Царю земному при этом отводилось место как бы равночестное, но во-многом подчиненное Предстоятелю Церкви. Над «Третьим Римом» возвышался «Новый Иерусалим».
Алексею Михайловичу такой расклад сильно не понравился, недовольство подогрели и усилили многочисленные противники Никона из светской и церковной знати. В итоге получилось, то, что получилось. «Новый Иерусалим» Никона сочли духовной дерзостью, отменив не только его имя (его кстати вернула позже дщерь Петра Елизавета), но фактически задвинув на задворки саму духологему «Русь – Новый Израиль». Она, впрочем, не умерла, а ушла в народные антиканонические секты и толки, извращенно выплыв позже в иудействующих верованиях субботников, молокан, караимитов иже с ними.
Но и с духологемой «Москва – Третий Рим» также произошла коренная трансформация.
Петр I объявив Русское царство империей, а себя императором, введя светский календарь над церковным, а саму Церковь сделав практически государственным механизмом, решительно порвал с филофеевской идеей Третьего Рима как КатЕхона. А заодно и с «Новым Израилем». При этом «римская» идеологемма подспудно, без официальной артикуляции стала государственной – но только в светско-имперском абсолютистком ключе. Причем ориентировка была как на Первый, так и на Второй Рим – но без мессианства. Так в символике новой столицы появились мотивы герба Рима, да и само имя Санкт-Петербурга недвусмысленно коррелировало с «градом Святого Петра». По отношению к Константинополю Петр Алексеевич испытывал двойственное чувство. Известно его высказывание: «Должно всеми силами благодарить Бога, но, надеясь на мир, не ослабевать в военном деле, дабы не иметь жребия монархии Греческой...»[7] При этом исследователи отмечают явное влияние норм византийского военно- дисциплинарного кодекса из «Трактата Льва» на первый русский военно-уголовный кодекс «Артикул воинский с кратким толкованием».
Римско-имперская державная политика Петра вызвала вскоре эпидемию русофобии на Западе, которая выразилась в фабрикации и распространении подложного экспансионистского «Завещания Петра». Характерно, что западные идеологи русофобии раскопали позже и концепт Филофея как «свидетельство» о давних «империалистических» установках России. Хотя к политике Петра он не имел отношения.

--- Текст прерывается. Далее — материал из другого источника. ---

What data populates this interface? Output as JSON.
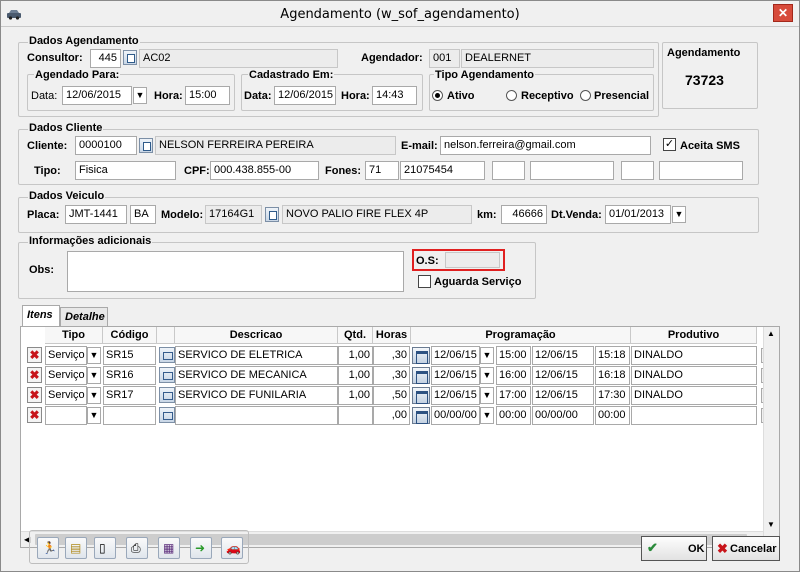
{
  "window": {
    "title": "Agendamento (w_sof_agendamento)"
  },
  "dados_agendamento": {
    "title": "Dados Agendamento",
    "consultor_label": "Consultor:",
    "consultor_code": "445",
    "consultor_name": "AC02",
    "agendador_label": "Agendador:",
    "agendador_code": "001",
    "agendador_name": "DEALERNET",
    "agendado_para": {
      "title": "Agendado Para:",
      "data_label": "Data:",
      "data": "12/06/2015",
      "hora_label": "Hora:",
      "hora": "15:00"
    },
    "cadastrado_em": {
      "title": "Cadastrado Em:",
      "data_label": "Data:",
      "data": "12/06/2015",
      "hora_label": "Hora:",
      "hora": "14:43"
    },
    "tipo_agendamento": {
      "title": "Tipo Agendamento",
      "options": [
        "Ativo",
        "Receptivo",
        "Presencial"
      ],
      "selected": "Ativo"
    },
    "agendamento_box": {
      "label": "Agendamento",
      "number": "73723"
    }
  },
  "dados_cliente": {
    "title": "Dados Cliente",
    "cliente_label": "Cliente:",
    "cliente_code": "0000100",
    "cliente_name": "NELSON FERREIRA PEREIRA",
    "email_label": "E-mail:",
    "email": "nelson.ferreira@gmail.com",
    "aceita_sms_label": "Aceita SMS",
    "tipo_label": "Tipo:",
    "tipo": "Fisica",
    "cpf_label": "CPF:",
    "cpf": "000.438.855-00",
    "fones_label": "Fones:",
    "fone_ddd": "71",
    "fone_num": "21075454"
  },
  "dados_veiculo": {
    "title": "Dados Veiculo",
    "placa_label": "Placa:",
    "placa": "JMT-1441",
    "uf": "BA",
    "modelo_label": "Modelo:",
    "modelo_code": "17164G1",
    "modelo_name": "NOVO PALIO FIRE FLEX 4P",
    "km_label": "km:",
    "km": "46666",
    "dtvenda_label": "Dt.Venda:",
    "dtvenda": "01/01/2013"
  },
  "informacoes": {
    "title": "Informações adicionais",
    "obs_label": "Obs:",
    "obs": "",
    "os_label": "O.S:",
    "os": "",
    "aguarda_label": "Aguarda Serviço"
  },
  "tabs": [
    "Itens",
    "Detalhe"
  ],
  "grid": {
    "headers": {
      "tipo": "Tipo",
      "codigo": "Código",
      "descricao": "Descricao",
      "qtd": "Qtd.",
      "horas": "Horas",
      "programacao": "Programação",
      "produtivo": "Produtivo"
    },
    "rows": [
      {
        "tipo": "Serviço",
        "codigo": "SR15",
        "descricao": "SERVICO DE ELETRICA",
        "qtd": "1,00",
        "horas": ",30",
        "d1": "12/06/15",
        "h1": "15:00",
        "d2": "12/06/15",
        "h2": "15:18",
        "produtivo": "DINALDO"
      },
      {
        "tipo": "Serviço",
        "codigo": "SR16",
        "descricao": "SERVICO DE MECANICA",
        "qtd": "1,00",
        "horas": ",30",
        "d1": "12/06/15",
        "h1": "16:00",
        "d2": "12/06/15",
        "h2": "16:18",
        "produtivo": "DINALDO"
      },
      {
        "tipo": "Serviço",
        "codigo": "SR17",
        "descricao": "SERVICO DE FUNILARIA",
        "qtd": "1,00",
        "horas": ",50",
        "d1": "12/06/15",
        "h1": "17:00",
        "d2": "12/06/15",
        "h2": "17:30",
        "produtivo": "DINALDO"
      },
      {
        "tipo": "",
        "codigo": "",
        "descricao": "",
        "qtd": "",
        "horas": ",00",
        "d1": "00/00/00",
        "h1": "00:00",
        "d2": "00/00/00",
        "h2": "00:00",
        "produtivo": ""
      }
    ]
  },
  "buttons": {
    "ok": "OK",
    "cancelar": "Cancelar"
  },
  "colors": {
    "os_highlight": "#e02020",
    "delete_icon": "#c8141a"
  }
}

В русских же реалиях о духологеме псковского старца, опять же, скорее, в форме идеологемы начали вспоминать лишь во второй половине XIX века. Сначала славянофилы, а при Александре III и в придворных кругах. Но эти воспоминания носили скорее историко-романтический характер. Перекидываясь отчасти в политическую плоскость в вопросах объединения славян под русской короной и изгнания турок из Константинополя. Вернуться из петровской империи к времени политического и духовного собирания Руси времен Филофея было, мягко говоря, проблематично.
Понимание государственной власти в России как точки приложения Божьего промысла, царского крестоношения было внятно нашему последнему государю Николаю Александровичу, принесшему за это страшную жертву за весь русский народ. Но этого понимания, увы, уже не было – ни у его окружения, ни у большинства дворянского сословия и священства.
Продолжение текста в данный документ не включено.